The Department of Energy hopes that the United States is generating 20% of its electricity by wind, by 2030. One problem, Carnegie Mellon engineers point out in a forthcoming article in the Proceedings of the National Institutes of Science, is that existing wind turbines are designed to withstand the kind of winds you get in northern European seas – not hurricanes:
We present a probabilistic model to estimate the number of turbines that would be destroyed by hurricanes in an offshore wind farm. We apply this model to estimate the risk to offshore wind farms in four representative locations in the Atlantic and Gulf Coastal waters of the United States. In the most vulnerable areas now being actively considered by developers, nearly half the turbines in a farm are likely to be destroyed in a 20-y[ear] period.

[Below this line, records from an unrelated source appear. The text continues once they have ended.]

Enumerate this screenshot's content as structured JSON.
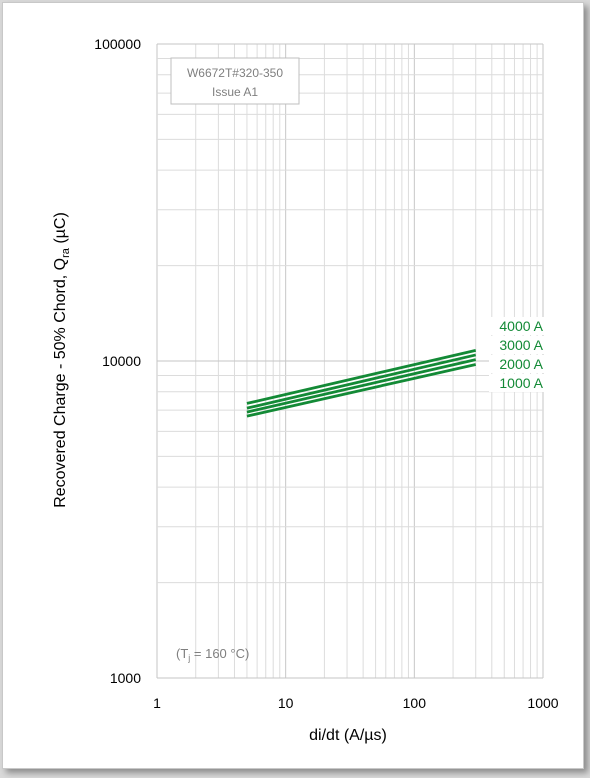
{
  "chart_data": {
    "type": "line",
    "xlabel": "di/dt (A/µs)",
    "ylabel": "Recovered Charge - 50% Chord, Q",
    "ylabel_sub": "ra",
    "ylabel_unit": " (µC)",
    "x_scale": "log",
    "y_scale": "log",
    "xlim": [
      1,
      1000
    ],
    "ylim": [
      1000,
      100000
    ],
    "x_ticks": [
      "1",
      "10",
      "100",
      "1000"
    ],
    "y_ticks": [
      "1000",
      "10000",
      "100000"
    ],
    "grid": true,
    "series_color": "#138a36",
    "series": [
      {
        "name": "4000 A",
        "x": [
          5,
          300
        ],
        "y": [
          7350,
          10800
        ]
      },
      {
        "name": "3000 A",
        "x": [
          5,
          300
        ],
        "y": [
          7100,
          10450
        ]
      },
      {
        "name": "2000 A",
        "x": [
          5,
          300
        ],
        "y": [
          6900,
          10100
        ]
      },
      {
        "name": "1000 A",
        "x": [
          5,
          300
        ],
        "y": [
          6700,
          9750
        ]
      }
    ],
    "id_box": {
      "line1": "W6672T#320-350",
      "line2": "Issue A1"
    },
    "annotation": {
      "prefix": "(T",
      "sub": "j",
      "suffix": " = 160 °C)"
    }
  }
}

The waters off Galveston, Texas, and Dare County, North Carolina, were the two most vulnerable spots studied. A key step that could be taken to make the turbines more resilient is to engineer the ability to turn, or yaw, with the wind, even when they lack power. (Some current turbines can yaw with power, but the engineers’ models assume that hurricanes would knock that power out.)
If turbines were producing 20% of U.S. power, and this vulnerability isn’t dealt with, hurricanes would put much of the U.S. power grid under threat, the engineers say. By making some tough design choices now, “we can avoid precipitous policy decisions after the first big storm buckles a few turbine towers.”